Even more impressive was the fact that China BlueChemical grew its EBIT by 107% over twelve months. If maintained that growth will make the debt even more manageable in the years ahead. The balance sheet is clearly the area to focus on when you are analysing debt. But it is future earnings, more than anything, that will determine China BlueChemical's ability to maintain a healthy balance sheet going forward. So if you're focused on the future you can check out this free report showing analyst profit forecasts.

But our final consideration is also important, because a company cannot pay debt with paper profits; it needs cold hard cash. China BlueChemical may have net cash on the balance sheet, but it is still interesting to look at how well the business converts its earnings before interest and tax (EBIT) to free cash flow, because that will influence both its need for, and its capacity to manage debt. Over the last two years, China BlueChemical actually produced more free cash flow than EBIT. That sort of strong cash generation warms our hearts like a puppy in a bumblebee suit.

Summing up

While we empathize with investors who find debt concerning, you should keep in mind that China BlueChemical has net cash of CN¥8.0b, as well as more liquid assets than liabilities. The cherry on top was that in converted 129% of that EBIT to free cash flow, bringing in CN¥1.8b. At the end of the day we're not concerned about China BlueChemical's debt. Another positive for shareholders is that it pays dividends. So if you like receiving those dividend payments, check China BlueChemical's dividend history, without delay!
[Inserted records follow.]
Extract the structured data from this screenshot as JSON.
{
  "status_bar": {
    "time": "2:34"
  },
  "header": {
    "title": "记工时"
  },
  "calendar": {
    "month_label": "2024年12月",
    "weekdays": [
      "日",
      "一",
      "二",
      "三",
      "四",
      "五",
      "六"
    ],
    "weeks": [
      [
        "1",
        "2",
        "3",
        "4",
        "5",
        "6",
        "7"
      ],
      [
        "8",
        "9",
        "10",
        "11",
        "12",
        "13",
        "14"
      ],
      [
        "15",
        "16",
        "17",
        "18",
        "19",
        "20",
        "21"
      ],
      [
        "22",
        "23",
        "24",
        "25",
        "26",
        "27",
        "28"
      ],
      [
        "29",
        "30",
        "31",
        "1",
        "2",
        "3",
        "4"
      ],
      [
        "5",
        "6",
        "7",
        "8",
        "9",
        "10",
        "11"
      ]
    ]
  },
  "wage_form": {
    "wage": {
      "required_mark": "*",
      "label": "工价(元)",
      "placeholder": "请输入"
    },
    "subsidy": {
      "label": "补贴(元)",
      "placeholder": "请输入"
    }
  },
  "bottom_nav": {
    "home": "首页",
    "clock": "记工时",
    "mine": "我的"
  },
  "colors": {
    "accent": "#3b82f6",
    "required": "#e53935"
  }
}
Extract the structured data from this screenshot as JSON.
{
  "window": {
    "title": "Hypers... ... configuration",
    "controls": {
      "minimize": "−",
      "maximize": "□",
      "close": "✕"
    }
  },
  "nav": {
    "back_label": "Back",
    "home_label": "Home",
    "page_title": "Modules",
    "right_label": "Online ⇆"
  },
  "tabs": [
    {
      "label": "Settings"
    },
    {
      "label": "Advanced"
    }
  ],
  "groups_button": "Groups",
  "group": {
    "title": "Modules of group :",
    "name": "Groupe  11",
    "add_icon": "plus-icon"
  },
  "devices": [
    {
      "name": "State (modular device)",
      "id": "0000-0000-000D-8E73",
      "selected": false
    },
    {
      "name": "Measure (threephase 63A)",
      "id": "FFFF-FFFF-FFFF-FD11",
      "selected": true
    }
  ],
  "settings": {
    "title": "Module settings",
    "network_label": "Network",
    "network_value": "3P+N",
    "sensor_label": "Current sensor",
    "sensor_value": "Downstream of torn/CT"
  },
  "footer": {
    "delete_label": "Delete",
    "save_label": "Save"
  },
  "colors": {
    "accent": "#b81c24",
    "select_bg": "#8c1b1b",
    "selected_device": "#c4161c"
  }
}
When all is said and done, sometimes its easier to focus on companies that don't even need debt. Readers can access a list of growth stocks with zero net debt 100% free, right now.

We aim to bring you long-term focused research analysis driven by fundamental data. Note that our analysis may not factor in the latest price-sensitive company announcements or qualitative material.

If you spot an error that warrants correction, please contact the editor at editorial-team@simplywallst.com. This article by Simply Wall St is general in nature. It does not constitute a recommendation to buy or sell any stock, and does not take account of your objectives, or your financial situation. Simply Wall St has no position in the stocks mentioned. Thank you for reading.